All of this points to a more streamlined operation and management is also eschewing contracts with a higher risk profile, instead prioritising work with government agencies and blue-chip customers. And the group has certainly been making headway on the new-business front, evidenced by a 27 per cent increase in the forward order book to £9.8bn, with contract-wins across all its divisions. The new order intake is insulated to a degree against rising prices in the economy, with roughly 60 per cent in target reimbursable or cost reimbursable contracts. There is improved top-line visibility with the order book amounting to 85 per cent of this year’s revenue target. Highlights for the year included a £560ms deal to conduct highway maintenance work and services contracts for North Northamptonshire and West Northamptonshire Councils, together with contracts worth around £900mn for HM Prison Service.

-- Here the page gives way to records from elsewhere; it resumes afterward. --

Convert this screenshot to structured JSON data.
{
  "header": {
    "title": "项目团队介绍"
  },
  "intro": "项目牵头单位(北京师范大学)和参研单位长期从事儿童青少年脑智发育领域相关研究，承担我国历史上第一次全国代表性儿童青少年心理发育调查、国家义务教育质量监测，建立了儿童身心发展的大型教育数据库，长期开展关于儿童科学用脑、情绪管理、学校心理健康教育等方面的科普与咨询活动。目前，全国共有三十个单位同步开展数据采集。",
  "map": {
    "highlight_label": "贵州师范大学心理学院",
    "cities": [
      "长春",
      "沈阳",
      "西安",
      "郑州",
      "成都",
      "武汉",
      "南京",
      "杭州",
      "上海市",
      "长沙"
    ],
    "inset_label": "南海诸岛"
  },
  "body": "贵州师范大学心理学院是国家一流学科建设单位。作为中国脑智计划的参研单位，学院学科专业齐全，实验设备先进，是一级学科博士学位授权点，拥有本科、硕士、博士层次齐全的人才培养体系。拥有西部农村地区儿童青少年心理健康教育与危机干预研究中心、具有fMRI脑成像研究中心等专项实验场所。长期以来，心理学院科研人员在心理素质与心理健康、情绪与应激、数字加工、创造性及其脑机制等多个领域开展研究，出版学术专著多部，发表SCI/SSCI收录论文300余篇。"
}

Trading has been solid post period-end and Keir is well positioned to benefit from the government’s pledge on infrastructure spending, although it’s conceivable that commitments linked to the green energy transition may be tailored if ministers prioritise power grid reliability once winter bites. The focus on more predictable revenue streams seems prudent given the deteriorating macroeconomic backdrop.

Kier trades at a 33 per cent discount to net assets and at a lowly 4 times FactSet’s adjusted consensus earnings. Most of the heavy lifting has been done on the restructuring front, but concerns linger over issues linked to project execution, while statutory margins remain painfully thin in an inflationary environment. Hold.

Last IC view: Hold, 85p, 09 Mar 2022

KIER (KIE)    
ORD PRICE:75pMARKET VALUE:£ 334mn
TOUCH:74-75p12-MONTH HIGH:129pLOW: 67p
DIVIDEND YIELD:NILPE RATIO:26
NET ASSET VALUE:124p*NET DEBT:30%
Year to 30 JuneTurnover (£bn)Pre-tax profit (£mn)Earnings per share (p)Dividend per share (p)
20184.2410689.369.0
20194.12-24.5-1594.90
20203.48-225-85.3nil
20213.265.6011.6nil
20223.1415.92.90nil
% change-4+184-75-
Ex-div:-   
Payment:-   
*Includes intangible assets of £669mn, or 150p a share.